Answering the Call of Nurses Month: Arming Nursing Schools to Fill the Practice Gap
By Julie Stegman
Julie Stegman is vice president of the nursing segment of health learning, research, and practice business at Wolters Kluwer.
The theme of Nurses Month this year is “Nurses Make a Difference.” But they can only continue to do so if they are supported in their roles, and that starts with education.
The ongoing nursing shortage has devastated hospitals across the nation, affecting patient care and driving high rates of burnout among those still practicing. And as the population continues to grow and age, demand for healthcare services will only increase. Reports project that 1.2 million new registered nurses (RNs) will be needed by 2030. To address today’s nursing crisis and empower nurses to continue making a difference, we need a collaborative approach that brings practice and academia together to improve new nurses’ confidence and competence, overall nurse retention, and to produce more nurses ready for the field, eager and product to care for patients.
While practice adjustments such as more flexible work schedules, cross training, and alternative care models can help address the current shortage by better supporting and thereby retaining nurses in the field, academia also has a significant role to play. Training new nurses efficiently and effectively is essential to meet the demands of practice today and for years to come. Yet a survey by the Association of Colleges of Nursing found over 80,000 qualified BSN applicants have been turned away from nursing school due to budgetary constraints and a lack of faculty, clinical sites, and classroom space.
During the pandemic, these challenges were exacerbated as hospitals and academic medical centers closed their doors for educational purposes because they did not want students using the limited personal protective equipment they had on hand, or to be exposed to COVID-19. Sites that had previously closed their doors to students are now becoming more available, but the underlying challenge of a lack of clinical sites continues to limit nursing school applicants.
While the adoption of simulation and other virtual technologies was already underway in nurse education before COVID-19 hit, the pandemic accelerated rapid adoption of virtual simulation, virtually overnight, to help fulfill the necessary clinical time requirements for graduation. This shift was a necessary one, as virtual simulation has proven its value as an essential resource for nursing schools to bridge the gap between classroom and clinical practice, including the use of high-fidelity manikin-based simulation, to ensure professional competency for nurses about to enter the field. It also provides an essential training resource for nurses to learn how to personalize and individualize care based on patient needs and clinical cues.
Simulation programs have offered a vital stand-in for real-world clinical sites that have been unable to take on nursing students during the pandemic. By mirroring real clinical practice, virtual simulation teaches nursing students to recognize and analyze cues such as pain, paleness, urticaria — effectively to take action and respond to unfolding visual and audio responses from the patient to improve clinical reasoning skills in a safe virtual environment. Simulated nursing education programs also offer end-to-end practice instruction, including reflective practice and debriefing after the simulated interaction is complete.

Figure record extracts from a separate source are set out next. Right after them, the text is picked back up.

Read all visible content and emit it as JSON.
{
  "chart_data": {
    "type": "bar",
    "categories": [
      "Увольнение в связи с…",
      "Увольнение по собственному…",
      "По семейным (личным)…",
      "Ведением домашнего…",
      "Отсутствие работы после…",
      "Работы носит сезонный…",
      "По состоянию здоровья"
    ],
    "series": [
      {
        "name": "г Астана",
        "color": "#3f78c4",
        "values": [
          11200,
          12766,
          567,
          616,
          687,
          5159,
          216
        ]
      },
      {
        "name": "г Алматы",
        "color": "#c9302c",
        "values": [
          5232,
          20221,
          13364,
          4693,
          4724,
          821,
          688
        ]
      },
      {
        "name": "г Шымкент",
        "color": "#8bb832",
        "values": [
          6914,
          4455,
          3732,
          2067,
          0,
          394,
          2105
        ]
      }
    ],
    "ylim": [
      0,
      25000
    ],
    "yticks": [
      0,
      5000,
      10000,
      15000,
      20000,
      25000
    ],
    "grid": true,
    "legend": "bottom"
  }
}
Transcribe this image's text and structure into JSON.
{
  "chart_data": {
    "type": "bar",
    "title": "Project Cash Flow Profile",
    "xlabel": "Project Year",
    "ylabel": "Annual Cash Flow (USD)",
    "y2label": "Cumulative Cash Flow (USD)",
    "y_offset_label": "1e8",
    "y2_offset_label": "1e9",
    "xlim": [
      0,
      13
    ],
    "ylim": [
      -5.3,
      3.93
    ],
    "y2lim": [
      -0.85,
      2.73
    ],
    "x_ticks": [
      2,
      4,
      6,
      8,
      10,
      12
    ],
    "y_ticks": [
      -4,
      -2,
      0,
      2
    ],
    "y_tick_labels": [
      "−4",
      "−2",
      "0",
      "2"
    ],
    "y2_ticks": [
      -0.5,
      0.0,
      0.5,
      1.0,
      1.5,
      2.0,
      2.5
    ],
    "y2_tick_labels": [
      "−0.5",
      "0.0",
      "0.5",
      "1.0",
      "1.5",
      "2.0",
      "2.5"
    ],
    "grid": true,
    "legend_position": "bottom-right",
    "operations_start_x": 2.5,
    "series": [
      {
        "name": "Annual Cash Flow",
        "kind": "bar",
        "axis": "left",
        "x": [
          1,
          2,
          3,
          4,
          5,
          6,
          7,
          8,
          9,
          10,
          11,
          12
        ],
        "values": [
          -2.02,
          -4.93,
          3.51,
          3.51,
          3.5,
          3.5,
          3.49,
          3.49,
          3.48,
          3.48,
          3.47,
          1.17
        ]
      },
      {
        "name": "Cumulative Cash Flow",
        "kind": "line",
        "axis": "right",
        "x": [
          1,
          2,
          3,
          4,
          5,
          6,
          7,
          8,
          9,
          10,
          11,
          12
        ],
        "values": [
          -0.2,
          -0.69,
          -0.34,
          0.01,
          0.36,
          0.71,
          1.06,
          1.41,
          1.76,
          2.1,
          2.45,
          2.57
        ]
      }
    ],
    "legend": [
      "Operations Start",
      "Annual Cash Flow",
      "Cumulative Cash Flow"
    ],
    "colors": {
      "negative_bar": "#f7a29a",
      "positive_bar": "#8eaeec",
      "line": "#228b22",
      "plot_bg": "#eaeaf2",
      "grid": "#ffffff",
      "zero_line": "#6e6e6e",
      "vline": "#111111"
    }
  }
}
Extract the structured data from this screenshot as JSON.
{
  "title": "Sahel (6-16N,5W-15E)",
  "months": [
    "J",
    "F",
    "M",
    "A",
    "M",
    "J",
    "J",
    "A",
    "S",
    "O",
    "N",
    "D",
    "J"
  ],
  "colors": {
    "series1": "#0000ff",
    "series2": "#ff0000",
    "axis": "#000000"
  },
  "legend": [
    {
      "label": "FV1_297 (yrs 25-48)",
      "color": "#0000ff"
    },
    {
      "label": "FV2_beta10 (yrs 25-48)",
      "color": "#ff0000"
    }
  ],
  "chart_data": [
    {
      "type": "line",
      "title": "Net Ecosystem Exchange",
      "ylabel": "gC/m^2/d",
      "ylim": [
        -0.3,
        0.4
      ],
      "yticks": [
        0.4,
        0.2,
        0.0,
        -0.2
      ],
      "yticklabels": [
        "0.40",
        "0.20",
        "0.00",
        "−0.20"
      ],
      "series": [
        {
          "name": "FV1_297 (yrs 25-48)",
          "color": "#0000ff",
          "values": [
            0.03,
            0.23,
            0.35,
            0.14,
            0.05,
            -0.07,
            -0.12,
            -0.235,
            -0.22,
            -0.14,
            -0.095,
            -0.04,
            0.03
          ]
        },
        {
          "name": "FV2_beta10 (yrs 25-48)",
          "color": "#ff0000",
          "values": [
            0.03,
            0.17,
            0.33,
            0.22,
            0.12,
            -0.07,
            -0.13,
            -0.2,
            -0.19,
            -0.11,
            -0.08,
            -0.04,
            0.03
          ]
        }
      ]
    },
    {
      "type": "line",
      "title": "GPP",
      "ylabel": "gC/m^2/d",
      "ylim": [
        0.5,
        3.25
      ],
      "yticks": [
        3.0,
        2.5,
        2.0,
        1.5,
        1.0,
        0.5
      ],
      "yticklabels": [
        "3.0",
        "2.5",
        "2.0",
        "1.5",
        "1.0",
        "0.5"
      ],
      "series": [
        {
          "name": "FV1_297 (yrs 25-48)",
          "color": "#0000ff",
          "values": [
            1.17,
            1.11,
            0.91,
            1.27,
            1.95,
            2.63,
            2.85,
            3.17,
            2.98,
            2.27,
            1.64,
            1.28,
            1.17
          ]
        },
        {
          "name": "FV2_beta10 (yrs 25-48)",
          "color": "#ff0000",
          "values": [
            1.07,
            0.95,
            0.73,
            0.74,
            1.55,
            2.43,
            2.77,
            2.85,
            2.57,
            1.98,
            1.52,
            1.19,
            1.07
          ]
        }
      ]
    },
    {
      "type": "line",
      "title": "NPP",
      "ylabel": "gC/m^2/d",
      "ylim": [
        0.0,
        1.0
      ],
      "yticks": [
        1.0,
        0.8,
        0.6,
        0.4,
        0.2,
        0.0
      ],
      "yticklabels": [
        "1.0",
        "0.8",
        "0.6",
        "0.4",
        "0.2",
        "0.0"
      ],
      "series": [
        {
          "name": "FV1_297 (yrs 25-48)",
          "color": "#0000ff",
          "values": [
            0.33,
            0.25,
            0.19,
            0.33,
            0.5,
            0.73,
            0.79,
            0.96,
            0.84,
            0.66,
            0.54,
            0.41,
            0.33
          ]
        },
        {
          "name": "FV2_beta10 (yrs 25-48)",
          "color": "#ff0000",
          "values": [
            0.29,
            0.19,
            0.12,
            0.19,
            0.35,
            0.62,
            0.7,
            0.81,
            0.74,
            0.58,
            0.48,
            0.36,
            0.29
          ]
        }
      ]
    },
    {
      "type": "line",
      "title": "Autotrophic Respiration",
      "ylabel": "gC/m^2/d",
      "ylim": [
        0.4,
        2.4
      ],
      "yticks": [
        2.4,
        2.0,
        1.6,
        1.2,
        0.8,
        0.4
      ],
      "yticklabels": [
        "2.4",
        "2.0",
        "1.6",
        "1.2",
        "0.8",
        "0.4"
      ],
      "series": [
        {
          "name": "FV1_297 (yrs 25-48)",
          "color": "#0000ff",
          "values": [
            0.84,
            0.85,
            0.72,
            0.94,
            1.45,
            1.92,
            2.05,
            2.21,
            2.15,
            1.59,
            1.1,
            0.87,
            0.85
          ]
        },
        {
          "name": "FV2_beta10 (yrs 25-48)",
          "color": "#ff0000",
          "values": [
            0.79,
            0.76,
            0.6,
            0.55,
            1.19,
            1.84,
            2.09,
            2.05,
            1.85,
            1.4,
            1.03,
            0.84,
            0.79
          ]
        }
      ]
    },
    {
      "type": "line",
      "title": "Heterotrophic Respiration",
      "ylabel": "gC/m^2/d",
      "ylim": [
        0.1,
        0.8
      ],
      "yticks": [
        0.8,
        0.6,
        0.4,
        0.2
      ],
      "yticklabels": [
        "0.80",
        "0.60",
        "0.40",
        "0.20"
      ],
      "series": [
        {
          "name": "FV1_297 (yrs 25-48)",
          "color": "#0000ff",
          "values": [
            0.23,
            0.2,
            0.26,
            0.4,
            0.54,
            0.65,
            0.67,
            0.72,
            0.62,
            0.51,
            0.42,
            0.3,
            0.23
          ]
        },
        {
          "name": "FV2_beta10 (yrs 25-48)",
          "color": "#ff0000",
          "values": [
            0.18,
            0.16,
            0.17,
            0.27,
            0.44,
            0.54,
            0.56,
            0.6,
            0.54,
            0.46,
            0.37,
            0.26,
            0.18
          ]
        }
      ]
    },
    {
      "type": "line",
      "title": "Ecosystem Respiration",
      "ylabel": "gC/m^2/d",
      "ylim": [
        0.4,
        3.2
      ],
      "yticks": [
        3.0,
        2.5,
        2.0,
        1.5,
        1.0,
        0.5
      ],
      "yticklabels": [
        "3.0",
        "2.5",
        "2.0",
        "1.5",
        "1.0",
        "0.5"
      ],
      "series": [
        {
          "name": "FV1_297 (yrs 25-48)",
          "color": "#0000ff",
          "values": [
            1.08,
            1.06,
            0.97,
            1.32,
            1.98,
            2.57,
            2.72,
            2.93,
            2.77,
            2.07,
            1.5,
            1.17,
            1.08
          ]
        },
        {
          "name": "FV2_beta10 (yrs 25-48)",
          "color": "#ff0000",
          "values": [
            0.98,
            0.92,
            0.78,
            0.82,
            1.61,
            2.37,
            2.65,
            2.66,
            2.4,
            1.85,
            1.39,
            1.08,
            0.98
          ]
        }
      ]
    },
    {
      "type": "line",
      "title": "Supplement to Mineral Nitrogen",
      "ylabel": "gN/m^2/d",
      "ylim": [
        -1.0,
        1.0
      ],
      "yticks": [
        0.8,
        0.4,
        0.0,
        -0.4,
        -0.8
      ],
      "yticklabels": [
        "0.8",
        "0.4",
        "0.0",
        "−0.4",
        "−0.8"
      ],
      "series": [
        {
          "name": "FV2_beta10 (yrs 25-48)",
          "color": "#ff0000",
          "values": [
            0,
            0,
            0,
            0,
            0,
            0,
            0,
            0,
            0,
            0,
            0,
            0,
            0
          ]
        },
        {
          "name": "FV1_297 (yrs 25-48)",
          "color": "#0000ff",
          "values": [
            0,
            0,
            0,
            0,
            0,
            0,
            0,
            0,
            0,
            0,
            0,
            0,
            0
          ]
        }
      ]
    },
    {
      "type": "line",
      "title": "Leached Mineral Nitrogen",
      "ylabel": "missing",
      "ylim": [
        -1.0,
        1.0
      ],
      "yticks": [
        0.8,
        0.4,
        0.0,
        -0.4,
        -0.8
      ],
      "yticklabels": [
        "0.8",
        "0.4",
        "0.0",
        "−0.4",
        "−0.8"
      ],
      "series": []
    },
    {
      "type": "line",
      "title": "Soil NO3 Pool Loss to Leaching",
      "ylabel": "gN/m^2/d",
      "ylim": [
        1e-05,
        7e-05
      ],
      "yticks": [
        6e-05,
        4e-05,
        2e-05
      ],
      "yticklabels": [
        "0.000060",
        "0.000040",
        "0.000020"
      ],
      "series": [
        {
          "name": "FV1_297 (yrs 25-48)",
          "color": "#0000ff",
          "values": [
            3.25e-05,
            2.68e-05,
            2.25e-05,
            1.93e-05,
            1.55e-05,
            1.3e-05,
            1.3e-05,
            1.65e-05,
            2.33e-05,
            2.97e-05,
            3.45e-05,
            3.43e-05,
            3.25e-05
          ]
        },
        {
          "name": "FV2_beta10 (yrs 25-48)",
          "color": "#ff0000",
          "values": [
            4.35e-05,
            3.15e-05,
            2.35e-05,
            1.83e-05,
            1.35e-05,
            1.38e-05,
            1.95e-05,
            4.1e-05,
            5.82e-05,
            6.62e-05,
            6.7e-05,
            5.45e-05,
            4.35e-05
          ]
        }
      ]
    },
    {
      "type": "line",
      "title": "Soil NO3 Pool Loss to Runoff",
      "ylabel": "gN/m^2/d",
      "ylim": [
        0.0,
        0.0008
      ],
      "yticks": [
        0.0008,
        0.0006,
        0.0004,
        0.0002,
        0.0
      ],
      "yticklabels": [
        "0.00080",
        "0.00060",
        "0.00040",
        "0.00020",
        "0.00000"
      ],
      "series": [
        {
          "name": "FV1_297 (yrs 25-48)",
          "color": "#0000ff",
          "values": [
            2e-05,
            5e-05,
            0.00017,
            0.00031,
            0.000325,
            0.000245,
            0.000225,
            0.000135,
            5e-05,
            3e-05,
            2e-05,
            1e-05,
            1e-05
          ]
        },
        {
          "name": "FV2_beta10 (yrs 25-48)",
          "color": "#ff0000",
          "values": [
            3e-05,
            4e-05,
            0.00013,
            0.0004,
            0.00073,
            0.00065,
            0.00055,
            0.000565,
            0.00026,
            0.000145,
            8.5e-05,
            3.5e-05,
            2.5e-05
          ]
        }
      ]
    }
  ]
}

While this technology has been in use for nearly a decade, the last two years have accelerated adoption of virtual tools in and out of classrooms. Simulation can offer a sustained impact on nursing by addressing the shortage of clinical sites that has been a limiting factor to nursing school admission.
While our frontline nurses are continuing to provide care throughout this pandemic, healthcare systems are embracing the opportunity to innovate and modernize their practices to better support their nurses. At the same time, academia continues to innovate to ensure the ripple effects of the pandemic don’t impact the critical nursing education system. Effecting change at the education level is crucial and will positively affect the nursing profession as a whole, creating more practice-ready nurses who are equipped to manage the demands of real-world practice. Staring Nurses Month in the face, we need to enact immediate change at both the practice and academic level to create a more resilient nursing workforce and continue delivering the best care possible to patients.